While there are differences between the Mariner fire and the BP disaster -- no loss of life, the blaze was on a production platform not a drilling rig, and is in water 15 times shallower -- regulators will be concerned, Bern said.
“I don’t think it’s going to matter much to regulators that this wasn’t a deep-water installation and that nobody got hurt. Scrutiny of the whole industry will intensify.”
Mariner, which agreed in April to be acquired by Apache Corp., tumbled as much as 16 percent in New York trading yesterday in the hours after the accident.
Oil futures rose yesterday on concern the incident will prompt a federal crackdown on offshore production. The Gulf supplies 30 percent of domestic oil output and 13 percent of U.S. gas production.
Platform v Drilling
Production platforms tend to be less prone to blowouts or spills than drilling rigs because they’re tapping into geological formations that have already been tamed with steel piping, concrete and pressure-control devices, said Arthur Berman, a consultant and geologist who lives near Houston.
Rigs drill into unexplored layers of rock, salt and sand laced with pockets of high-pressure, explosive gas. The only methods drillers have for holding unexpected pressure surges at bay are heavy drilling fluid and a stack of valves on the seafloor, Berman said.
Lee Hunt, president of the International Association of Drilling Contractors in Houston, said the differences between the BP and Mariner incidents won’t prevent the latest fire from “fueling the passions” of people who oppose oil exploration.
“I think we’re very close to restoring some imagery of the safety of drilling operations, and now we have an event that points to the production operations,” Hunt said. “It’s just a different set of circumstances. One’s an automobile and one’s a truck.”
Apache intends to proceed with its $2.4 billion acquisition of Mariner, said Bill Mintz, a spokesman for the Houston-based buyer. The cash-and-stock deal was announced five days before BP’s April 20 rig explosion.
Mariner operates seven wells in the Vermilion 380 field. Proved reserves were estimated at 33.2 billion cubic feet of gas equivalent at the end of 2009 and were about 47 percent oil and 53 percent gas and gas liquids. Production last year was equivalent to 1.1 billion cubic feet of gas, Mariner said in a public filing.
Mariner dropped 60 cents, or 2.6 percent, to $22.75 as of the 4 p.m. close of New York composite trading yesterday after trading as low as $19.62 earlier yesterday. The stock had more than doubled in value this year before yesterday. Apache, the largest independent U.S. oil and gas producer, fell 1.3 percent to $91.30.

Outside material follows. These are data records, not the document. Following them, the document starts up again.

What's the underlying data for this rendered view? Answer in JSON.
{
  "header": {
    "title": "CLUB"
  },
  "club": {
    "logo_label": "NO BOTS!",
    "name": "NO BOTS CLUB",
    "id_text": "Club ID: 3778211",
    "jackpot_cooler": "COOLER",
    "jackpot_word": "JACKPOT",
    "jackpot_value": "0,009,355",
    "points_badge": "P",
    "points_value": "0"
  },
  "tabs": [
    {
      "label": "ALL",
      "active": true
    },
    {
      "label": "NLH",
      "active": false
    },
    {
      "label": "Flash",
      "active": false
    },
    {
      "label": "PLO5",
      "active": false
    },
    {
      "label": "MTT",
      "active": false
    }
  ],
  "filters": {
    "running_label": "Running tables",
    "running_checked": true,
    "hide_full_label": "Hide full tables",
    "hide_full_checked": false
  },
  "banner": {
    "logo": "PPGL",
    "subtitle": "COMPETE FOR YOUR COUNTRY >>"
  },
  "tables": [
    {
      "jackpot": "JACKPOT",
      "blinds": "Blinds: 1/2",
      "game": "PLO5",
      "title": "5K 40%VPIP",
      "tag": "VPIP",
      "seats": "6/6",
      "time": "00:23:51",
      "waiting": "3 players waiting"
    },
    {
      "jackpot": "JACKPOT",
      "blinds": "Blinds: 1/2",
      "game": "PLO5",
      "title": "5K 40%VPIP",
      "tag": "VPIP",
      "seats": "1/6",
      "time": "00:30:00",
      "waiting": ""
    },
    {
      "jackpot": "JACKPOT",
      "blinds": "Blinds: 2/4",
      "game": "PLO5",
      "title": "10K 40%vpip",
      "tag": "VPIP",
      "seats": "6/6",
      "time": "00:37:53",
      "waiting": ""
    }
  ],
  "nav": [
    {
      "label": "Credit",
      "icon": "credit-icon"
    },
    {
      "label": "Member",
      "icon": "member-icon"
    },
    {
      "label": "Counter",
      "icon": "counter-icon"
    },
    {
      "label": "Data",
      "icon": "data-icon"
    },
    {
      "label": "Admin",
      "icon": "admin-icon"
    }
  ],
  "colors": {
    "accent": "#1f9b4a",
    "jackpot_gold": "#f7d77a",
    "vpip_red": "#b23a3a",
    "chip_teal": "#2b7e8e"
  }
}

BP lost more than half its market value in the weeks after the explosion aboard Transocean Ltd.’s Deepwater Horizon rig, which the oil producer leased to drill the Macondo well.
Crude oil for October delivery rose $1.11, or 1.5 percent, to $75.02 a barrel yesterday after declining as much as 1.1 percent before the Mariner fire. Gas futures fell 0.3 percent.
Bristow Group Inc., a helicopter company that shuttles workers and equipment to offshore rigs and platforms, spotted the fire during a routine flight earlier yesterday, Kade Monlezun, a manager at the Houston-based company, said in a telephone interview. Bristow alerted the Coast Guard and Mariner to the fire, he said.
The rescued workers were transported to Terrebonne General Medical Center in Houma, Louisiana, Monlezun said.
The Coast Guard dispatched seven helicopters, two airplanes and four cutters to Mariner’s platform, which began production in 1982, according to the U.S. Bureau of Ocean Energy Management.